そんな、バディーものとしての魅力がよく表れていたのが、第5話です。主任看護師の息子の不整脈を天堂が治療中、ぜんそく発作が起きている可能性を七瀬が指摘します。患者がせき込んだり、メンソールをなめていたりしていたのを見逃さなかったが故の気付きでした。
こうした仕事面、すなわち「公」の部分をきちんと描いているからこそ、恋愛という「私」の部分がより輝くともいえます。それは、この「火曜ドラマ」という枠の伝統かもしれません。ここでは、公と私の間で揺れる葛藤が度々、主要テーマになってきたからです。
例えば「初めて恋をした日に読む話」は、塾講師と高校生が年の差恋愛をしながら東大合格を目指す話でした。また、同じく年の差恋愛の話である「中学聖日記」も、お互いが寂しさに堪え、それぞれの本分を全うした上で再会、ハッピーエンドを迎えます。「わたし、定時で帰ります。」でも働き方と恋愛、結婚を巡る葛藤に焦点が当てられました。
「恋つづ」のプロデューサー・宮崎真佐子さんも、こう語っています。
「『逆に、恋愛ドラマがド真ん中な分、新人ナースの当たる壁、医療現場の現実もちゃんと描かないとね』って、脚本の金子ありささんとは話していて。病院という舞台上、『ドジっ子な見せ方は難しいね』って言いながら、作っているんですけれども。とにかく不謹慎にならないように描こうと意識しています」(「Real Sound」2020年2月18日掲載)
ちなみに、金子さんは「ナースのお仕事」(フジテレビ系)にも関わった脚本家。医療ものでのドジっ子の見せ方には実績があります。
ただ、「不謹慎」うんぬんについては、心配のし過ぎではとも感じます。というのも、この作品で描かれる病院の風景はかなりリアルだからです。
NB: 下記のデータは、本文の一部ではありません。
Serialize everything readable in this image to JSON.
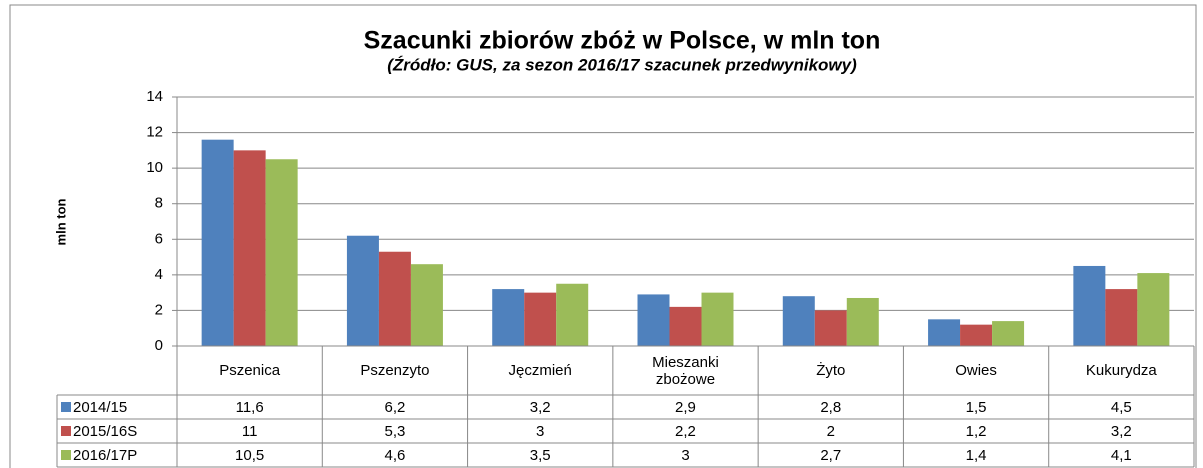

私事になりますが、筆者の妻は医師で、知り合ったのは彼女が研修医になりたての頃でした。注射の際に緊張していると、若い患者さんから「先生、頑張って!」と励まされたとか、飲み会で医師とナースの恋バナが盛り上がったとか、青春っぽくて楽しい話も聞かされたものです。思うに、人命を扱う職場だからこそオンオフの切り替えが大事で、私の充実が公での成果につながるのでしょう。